Perhaps the assertion that $150 billion was shipped off each year from the U.S. to offshore sportsbooks wasn’t so exaggerated. Sports gambling opponents scoffed at the number as the Supreme Court was working to reverse the Professional and Amateur Sports Protection Act of 1992 (PASPA) in May 2018, but new figures on how much was taken in this past September adds credibility to the figure. The handle for the month as almost $1.4 billion, and that’s with only a small handful of states – 13, to be exact – offering legalized sports wagers.
The tally was provided by the American Gaming Association (AGA), a group that campaigns for further legalized gambling across the country. The group recently pointed out that there are now 52 million Americans who can place legal sports bets in the U.S., three times as many as what was seen a year ago. At that time, only six states – Delaware, Mississippi, Nevada, New Jersey, New Mexico and West Virginia – had authorized the activity.
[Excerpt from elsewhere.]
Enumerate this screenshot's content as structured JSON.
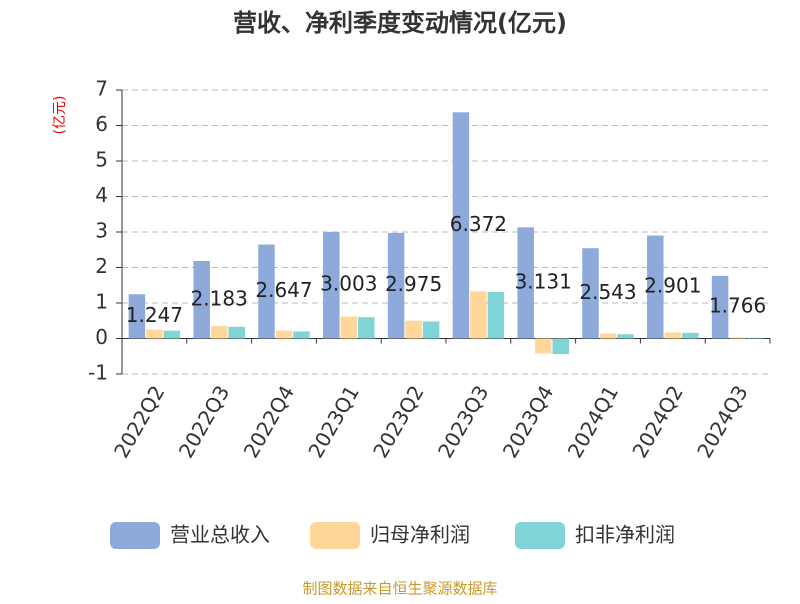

$7.8 billion in wagers were taken during the first nine months of the year, $1.2 billion more than what was seen across all 12 months of last year. This figure can expect to jump exponentially, thanks to new legislation in several more states that are preparing to roll out legal sports gambling markets. Among these are Illinois, Montana, New Hampshire, North Carolina, Tennessee and Washington, DC.
In addition to the expansion of legal states, the legal framework is going to be key to greater growth. How operators are licensed and taxed will make a huge difference and how the activity is allowed will also play a major role. Mobile sports gambling will be a sure bet that states will capture a larger amount of gambling dollars, as states that offer Internet-based platforms are overwhelmingly seeing greater online wagers. In New Jersey, for example, 82% of all bets come through mobile solutions.
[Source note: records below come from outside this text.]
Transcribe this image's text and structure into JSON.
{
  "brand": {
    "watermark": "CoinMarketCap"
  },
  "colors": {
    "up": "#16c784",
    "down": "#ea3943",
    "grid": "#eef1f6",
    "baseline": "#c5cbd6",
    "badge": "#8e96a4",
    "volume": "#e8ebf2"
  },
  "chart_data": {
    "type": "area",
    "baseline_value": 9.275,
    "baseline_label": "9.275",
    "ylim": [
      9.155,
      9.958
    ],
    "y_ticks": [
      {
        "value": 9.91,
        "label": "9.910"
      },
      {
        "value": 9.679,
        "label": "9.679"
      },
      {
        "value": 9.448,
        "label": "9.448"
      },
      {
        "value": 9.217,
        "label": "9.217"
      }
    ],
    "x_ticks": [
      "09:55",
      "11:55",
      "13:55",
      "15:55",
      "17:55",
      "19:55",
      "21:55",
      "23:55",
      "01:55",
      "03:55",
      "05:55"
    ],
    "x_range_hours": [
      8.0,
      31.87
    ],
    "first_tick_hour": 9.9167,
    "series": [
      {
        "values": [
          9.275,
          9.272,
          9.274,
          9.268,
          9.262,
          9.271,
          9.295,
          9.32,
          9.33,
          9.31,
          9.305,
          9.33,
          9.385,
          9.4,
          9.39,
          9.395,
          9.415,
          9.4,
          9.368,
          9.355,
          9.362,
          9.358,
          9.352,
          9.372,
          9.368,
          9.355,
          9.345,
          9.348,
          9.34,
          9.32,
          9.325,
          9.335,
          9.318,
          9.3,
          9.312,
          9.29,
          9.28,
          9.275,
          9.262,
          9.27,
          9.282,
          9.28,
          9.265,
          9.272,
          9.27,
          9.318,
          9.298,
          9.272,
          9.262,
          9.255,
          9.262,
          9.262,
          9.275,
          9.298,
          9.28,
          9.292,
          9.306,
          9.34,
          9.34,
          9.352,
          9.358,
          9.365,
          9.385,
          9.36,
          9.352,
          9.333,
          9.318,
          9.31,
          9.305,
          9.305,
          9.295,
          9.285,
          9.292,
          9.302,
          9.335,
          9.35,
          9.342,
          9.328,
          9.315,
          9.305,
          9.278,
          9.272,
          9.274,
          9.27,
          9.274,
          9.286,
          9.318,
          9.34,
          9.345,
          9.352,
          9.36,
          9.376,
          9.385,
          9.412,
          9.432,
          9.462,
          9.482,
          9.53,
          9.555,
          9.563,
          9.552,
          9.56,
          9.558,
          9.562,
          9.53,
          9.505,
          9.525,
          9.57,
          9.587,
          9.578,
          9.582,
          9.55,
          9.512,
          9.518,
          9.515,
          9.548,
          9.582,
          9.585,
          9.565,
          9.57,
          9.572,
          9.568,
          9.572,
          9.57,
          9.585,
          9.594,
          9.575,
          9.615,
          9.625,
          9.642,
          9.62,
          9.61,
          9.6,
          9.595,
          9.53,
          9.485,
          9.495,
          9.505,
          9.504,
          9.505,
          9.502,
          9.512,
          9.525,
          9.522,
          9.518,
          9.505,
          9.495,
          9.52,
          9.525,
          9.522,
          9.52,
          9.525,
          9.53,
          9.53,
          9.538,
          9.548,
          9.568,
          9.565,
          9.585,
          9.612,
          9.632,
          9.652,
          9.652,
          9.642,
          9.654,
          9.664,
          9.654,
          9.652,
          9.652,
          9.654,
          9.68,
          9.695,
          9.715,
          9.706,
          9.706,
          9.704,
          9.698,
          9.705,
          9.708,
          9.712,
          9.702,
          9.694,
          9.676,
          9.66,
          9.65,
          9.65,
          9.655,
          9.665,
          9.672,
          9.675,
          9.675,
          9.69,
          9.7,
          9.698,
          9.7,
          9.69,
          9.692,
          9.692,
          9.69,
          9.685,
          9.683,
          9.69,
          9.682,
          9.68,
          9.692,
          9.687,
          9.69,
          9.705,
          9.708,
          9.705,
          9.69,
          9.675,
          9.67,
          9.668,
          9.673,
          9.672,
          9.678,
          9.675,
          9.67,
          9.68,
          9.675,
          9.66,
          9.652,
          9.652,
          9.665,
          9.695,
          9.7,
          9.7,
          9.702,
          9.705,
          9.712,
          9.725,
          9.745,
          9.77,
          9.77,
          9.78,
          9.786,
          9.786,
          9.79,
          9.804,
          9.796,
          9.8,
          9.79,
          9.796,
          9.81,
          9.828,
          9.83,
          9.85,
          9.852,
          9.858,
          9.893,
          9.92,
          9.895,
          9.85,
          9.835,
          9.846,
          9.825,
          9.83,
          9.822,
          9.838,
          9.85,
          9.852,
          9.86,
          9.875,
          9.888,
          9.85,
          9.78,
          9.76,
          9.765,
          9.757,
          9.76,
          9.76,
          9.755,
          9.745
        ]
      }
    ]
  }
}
New Jersey was the state that got the ball rolling for legalized sports gambling in the country and has been rewarded handsomely for its efforts. Being one of the first to have a flexible program, including online platforms, it has been able to attract gamblers from New York, Pennsylvania and others, all of whom only have to cross over the border, find a place to stop and place their bets.
Gamblers are going to gamble – this has already been unequivocally substantiated by numerous studies. The only logical course of action is to respond favorably and capture the economic benefit the activity will provide. This is also the only way to ensure that consumers are protected from shysters and scammers. The sooner states realize this, the better off they’ll be.